Vinte e uma culturas e suas espécies fazem parte da agrodiversidade mais antiga e foram provavelmente introduzidas no início do povoamento. Entre estas podemos enumerar o trigo, centeio, cevada, couve, cebola, chícharo, linho, inhame, cana-sacarina, pereiro, etc. Doze culturas e espécies foram introduzidas após a descoberta do Brasil e abertura do caminho marítimo para Índia. Estas incluem, entre outras, a batata-doce, feijão, feijoca, tomateiro e ameixieira, contribuindo as primeiras para uma importante alteração dos hábitos alimentares das populações rurais. As restantes culturas (7) e espécies associadas provavelmente terão sido introduzidas após o início de século XIX, incluindo-se entre estas a cultura do milho, que é utilizada e deu origem a importantes tradições gastronómicas madeirenses.

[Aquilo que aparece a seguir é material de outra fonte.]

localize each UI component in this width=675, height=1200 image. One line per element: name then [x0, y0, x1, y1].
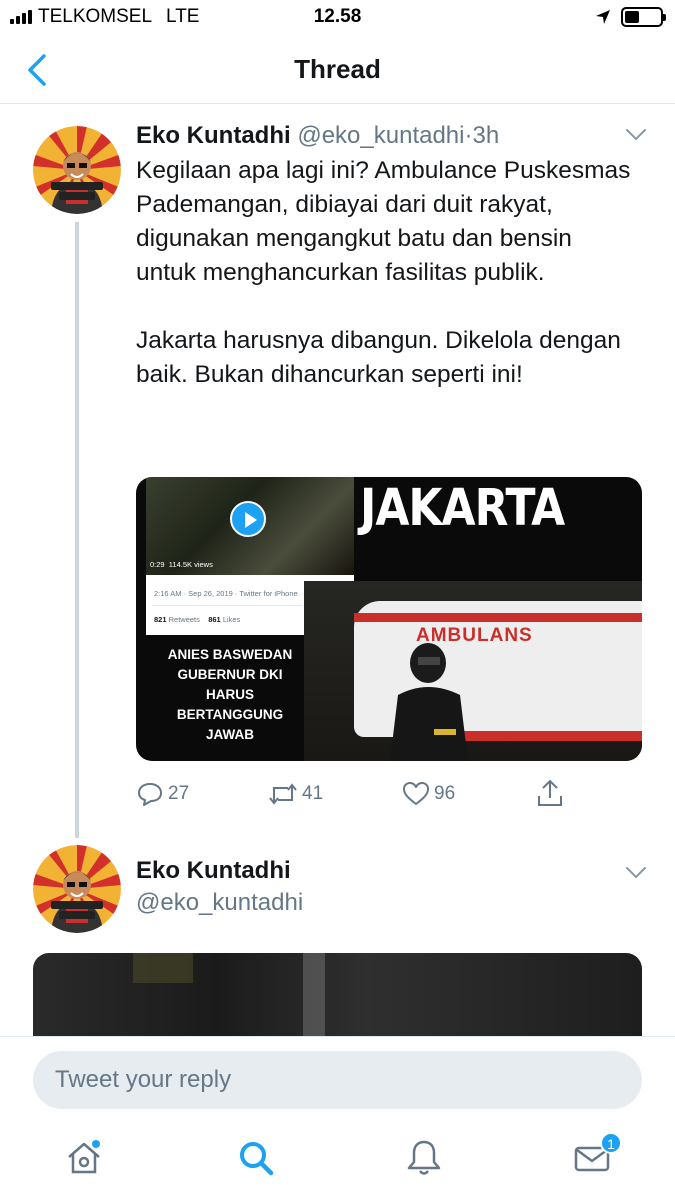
embed-duration: 0:29 114.5K views: [150, 560, 213, 569]
embed-retweets-label: Retweets: [168, 615, 200, 624]
embed-stats: 821 Retweets 861 Likes: [154, 615, 240, 624]
avatar[interactable]: [33, 126, 121, 214]
nav-bar: Thread: [0, 36, 675, 104]
tweet-time: 3h: [472, 122, 500, 149]
status-right: [595, 7, 666, 27]
thread-line: [75, 222, 79, 838]
heart-icon: [403, 782, 429, 805]
media-headline: JAKARTA: [360, 479, 565, 538]
chevron-down-icon[interactable]: [625, 128, 647, 142]
ambulance-stripe: [354, 613, 642, 622]
battery-icon: [621, 7, 666, 27]
search-icon[interactable]: [236, 1138, 276, 1178]
messages-badge: 1: [600, 1132, 622, 1154]
avatar-image: [33, 126, 121, 214]
retweet-button[interactable]: 41: [268, 780, 323, 808]
police-officer-image: [390, 643, 468, 761]
media-caption: ANIES BASWEDAN GUBERNUR DKI HARUS BERTAN…: [156, 645, 304, 745]
status-time: 12.58: [313, 6, 362, 27]
share-icon: [538, 779, 562, 806]
avatar-image: [33, 845, 121, 933]
author-handle-block: @eko_kuntadhi: [136, 889, 303, 917]
author-handle[interactable]: @eko_kuntadhi: [297, 122, 464, 149]
reply-icon: [138, 783, 162, 806]
avatar[interactable]: [33, 845, 121, 933]
embed-views-text: 114.5K views: [168, 560, 213, 569]
embed-duration-text: 0:29: [150, 560, 165, 569]
reply-bar: [0, 1036, 675, 1124]
share-button[interactable]: [536, 778, 564, 808]
chevron-down-icon[interactable]: [625, 866, 647, 880]
status-bar: TELKOMSEL LTE 12.58: [0, 0, 675, 36]
embed-divider: [152, 605, 302, 606]
battery-fill: [625, 11, 639, 23]
bell-icon[interactable]: [404, 1138, 444, 1178]
embed-likes-label: Likes: [222, 615, 241, 624]
like-count: 96: [434, 783, 456, 804]
separator-dot: ·: [464, 122, 473, 149]
author-name[interactable]: Eko Kuntadhi: [136, 122, 291, 149]
reply-input[interactable]: [33, 1051, 642, 1109]
location-arrow-icon: [596, 10, 610, 24]
embed-likes-count: 861: [208, 615, 221, 624]
retweet-icon: [269, 783, 297, 805]
tweet-header: Eko Kuntadhi @eko_kuntadhi·3h: [136, 122, 499, 150]
page-title: Thread: [294, 54, 381, 84]
tweet-media[interactable]: 0:29 114.5K views 2:16 AM · Sep 26, 2019…: [136, 477, 642, 761]
home-icon[interactable]: [64, 1138, 104, 1178]
author-name-block: Eko Kuntadhi: [136, 857, 291, 885]
reply-count: 27: [168, 783, 190, 804]
embed-retweets-count: 821: [154, 615, 167, 624]
media-detail: [133, 953, 193, 983]
author-name[interactable]: Eko Kuntadhi: [136, 857, 291, 884]
reply-button[interactable]: 27: [136, 780, 189, 808]
tweet-text: Kegilaan apa lagi ini? Ambulance Puskesm…: [136, 157, 631, 388]
tab-bar: 1: [0, 1124, 675, 1200]
author-handle[interactable]: @eko_kuntadhi: [136, 889, 303, 916]
embed-date: 2:16 AM · Sep 26, 2019 · Twitter for iPh…: [154, 589, 298, 598]
like-button[interactable]: 96: [402, 780, 455, 808]
retweet-count: 41: [302, 783, 324, 804]
media-caption-text: ANIES BASWEDAN GUBERNUR DKI HARUS BERTAN…: [167, 647, 293, 742]
play-icon: [230, 501, 266, 537]
media-scene: AMBULANS: [304, 581, 642, 761]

De acordo com Pio (1974), em 1956 existiam no concelho 2 553 explorações agrícolas, as quais produziam batata (2 483), batata-doce (2 223), hortaliça (55), fava (1 763), feijão (1 763), inhame (989), milho (1 838), vime (517), vinha (1 537), tremoço (91), trigo (2 058), bananal (77), cana-sacarina (294) e árvores de fruto (1 497). Esta estatística demonstra a importância histórica das culturas do trigo e milho no concelho de Santana. No entanto, a consulta do cadastro atual do uso e ocupação do solo no território de Santana (figura 1) e da estatística agrícola da DRAM demonstra que o número de explorações diminuiu para 1 767 e ambas as culturas decaíram desde essa data, não aparecendo referenciadas em nenhuma destas fontes. Apesar disso, a Região continua a produzir 3 382 t/ano de milho para maçaroca (DREM, 2016).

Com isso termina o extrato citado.